Ruby Falls

Par Noisybear @TheMightyBlogFR

La scénariste Ann Nocenti ( Daredevil, Catwoman) s'associe à la dessinatrice italienne Flavia Biondi ( Les Générations) pour livrer le récit d'une jeune femme ordinaire propulsée dans une enquête sur un ancien meurtre non-élucidé.

Lana vit à Ruby Falls, petite ville minière américaine et enchaîne les petits boulots, sans vraiment trouver son but. Seule sa relation avec Blair, trapéziste et danseuse érotique, lui apporte une forme de stabilité. Lana se rend régulièrement à la maison de retraite pour visiter sa grand-mère maternelle, Clara, atteinte des premiers signes d'Alzheimer. Mais le jour où celle-ci évoque son souvenir d'un meurtre auquel elle aurait assisté plus jeune dans le bar de son père, Lana décide de fouiller le passé afin d'élucider ce qui est arrivé à la victime.

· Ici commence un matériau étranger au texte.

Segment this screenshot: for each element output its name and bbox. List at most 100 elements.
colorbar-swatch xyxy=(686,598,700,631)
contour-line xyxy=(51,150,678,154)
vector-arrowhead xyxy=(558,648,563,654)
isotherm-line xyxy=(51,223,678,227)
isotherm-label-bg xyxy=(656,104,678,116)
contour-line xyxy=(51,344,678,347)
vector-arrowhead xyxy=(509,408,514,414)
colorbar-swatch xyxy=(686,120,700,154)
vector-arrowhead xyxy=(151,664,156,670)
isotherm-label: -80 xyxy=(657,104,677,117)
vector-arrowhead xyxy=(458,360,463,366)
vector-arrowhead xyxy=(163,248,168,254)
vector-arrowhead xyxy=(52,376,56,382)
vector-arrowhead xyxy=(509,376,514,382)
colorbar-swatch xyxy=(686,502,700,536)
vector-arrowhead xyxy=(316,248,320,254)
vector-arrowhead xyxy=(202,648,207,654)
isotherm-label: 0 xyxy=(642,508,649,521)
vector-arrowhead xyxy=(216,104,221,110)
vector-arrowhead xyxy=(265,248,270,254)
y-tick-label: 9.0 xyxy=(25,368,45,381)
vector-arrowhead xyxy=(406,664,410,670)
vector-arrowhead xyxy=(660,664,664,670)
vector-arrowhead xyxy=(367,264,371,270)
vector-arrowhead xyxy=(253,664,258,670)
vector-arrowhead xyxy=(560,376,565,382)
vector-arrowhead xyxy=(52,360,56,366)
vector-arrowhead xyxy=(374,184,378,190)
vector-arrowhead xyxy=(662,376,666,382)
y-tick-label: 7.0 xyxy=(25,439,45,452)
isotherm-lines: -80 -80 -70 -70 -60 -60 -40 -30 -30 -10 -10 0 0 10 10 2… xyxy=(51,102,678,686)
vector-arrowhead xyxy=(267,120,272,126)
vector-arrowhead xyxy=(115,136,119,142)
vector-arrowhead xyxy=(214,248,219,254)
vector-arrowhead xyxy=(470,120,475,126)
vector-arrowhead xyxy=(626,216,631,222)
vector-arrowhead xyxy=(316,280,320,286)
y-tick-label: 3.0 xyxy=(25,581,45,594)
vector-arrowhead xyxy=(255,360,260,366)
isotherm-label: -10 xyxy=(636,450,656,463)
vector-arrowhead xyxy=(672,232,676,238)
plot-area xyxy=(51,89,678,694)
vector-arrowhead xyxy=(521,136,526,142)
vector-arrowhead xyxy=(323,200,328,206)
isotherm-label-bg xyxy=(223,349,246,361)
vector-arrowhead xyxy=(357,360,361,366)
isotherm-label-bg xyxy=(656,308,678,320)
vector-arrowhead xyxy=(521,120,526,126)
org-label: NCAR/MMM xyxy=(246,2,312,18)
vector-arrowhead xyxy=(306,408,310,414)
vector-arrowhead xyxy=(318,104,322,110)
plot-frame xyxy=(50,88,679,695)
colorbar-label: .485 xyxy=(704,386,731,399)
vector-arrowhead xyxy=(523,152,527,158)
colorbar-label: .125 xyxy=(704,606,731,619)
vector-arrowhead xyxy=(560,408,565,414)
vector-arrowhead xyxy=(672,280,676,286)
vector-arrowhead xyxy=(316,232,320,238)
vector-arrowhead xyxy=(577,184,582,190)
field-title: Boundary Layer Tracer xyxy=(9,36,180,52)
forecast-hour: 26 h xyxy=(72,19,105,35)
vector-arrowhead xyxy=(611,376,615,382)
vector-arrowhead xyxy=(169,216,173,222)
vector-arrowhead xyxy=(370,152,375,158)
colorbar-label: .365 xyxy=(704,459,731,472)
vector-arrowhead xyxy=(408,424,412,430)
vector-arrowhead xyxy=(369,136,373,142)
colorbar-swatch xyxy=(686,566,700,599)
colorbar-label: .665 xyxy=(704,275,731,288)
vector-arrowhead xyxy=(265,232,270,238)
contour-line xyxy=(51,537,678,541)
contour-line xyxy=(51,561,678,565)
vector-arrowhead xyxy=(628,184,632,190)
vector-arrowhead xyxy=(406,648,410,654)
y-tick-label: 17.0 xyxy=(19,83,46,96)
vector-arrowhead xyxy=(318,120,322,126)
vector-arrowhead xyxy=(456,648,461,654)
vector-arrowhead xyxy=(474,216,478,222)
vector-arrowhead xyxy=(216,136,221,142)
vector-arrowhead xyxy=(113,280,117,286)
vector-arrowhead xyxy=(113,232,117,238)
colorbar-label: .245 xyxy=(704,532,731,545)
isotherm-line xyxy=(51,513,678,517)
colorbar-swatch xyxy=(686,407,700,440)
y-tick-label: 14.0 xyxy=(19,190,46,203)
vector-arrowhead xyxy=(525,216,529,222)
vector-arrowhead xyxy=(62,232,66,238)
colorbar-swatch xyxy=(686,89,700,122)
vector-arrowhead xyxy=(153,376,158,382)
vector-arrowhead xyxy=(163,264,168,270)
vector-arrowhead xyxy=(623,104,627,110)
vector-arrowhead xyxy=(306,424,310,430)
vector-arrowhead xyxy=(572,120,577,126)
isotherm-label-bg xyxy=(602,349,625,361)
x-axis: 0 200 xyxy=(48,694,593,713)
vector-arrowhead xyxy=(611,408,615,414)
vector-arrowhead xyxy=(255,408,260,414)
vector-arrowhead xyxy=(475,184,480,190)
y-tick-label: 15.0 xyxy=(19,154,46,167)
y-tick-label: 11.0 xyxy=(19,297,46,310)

Ann Nocenti livre un récit qui nous accroche rapidement, grâce à l'ambiance de cette ville au lourd passé où tout le monde semble se connaître, mais où des secrets semblent encore enfouis dans certains recoins de la mine. On s'acclimate à cet univers en quelques pages à peine, grâce à la galerie de personnages très justes et réussis que la scénariste installe intelligemment.

Ruby Falls est une histoire de femmes, et cette enquête sur plusieurs générations reflète avant tout l'évolution de leur place dans la société. Tout d'abord, avec le personnage moderne de Lana, lesbienne heureuse en couple, vegan, qui semble assumer ses choix face à une mère autoritaire et distante; mais qui aura quand même besoin de rentrer chez elle avec Blair pour échapper au regard indiscret d'un voisin qui les épie. Sa situation contraste bien évidemment avec la place de la femme dans le passé, où Clara, témoin involontaire d'un meurtre, se voit forcée par son père de nettoyer le sang sans avoir le droit de parler. Et ce sont des comportements et des regards similaires que Lana va révéler à travers son enquête.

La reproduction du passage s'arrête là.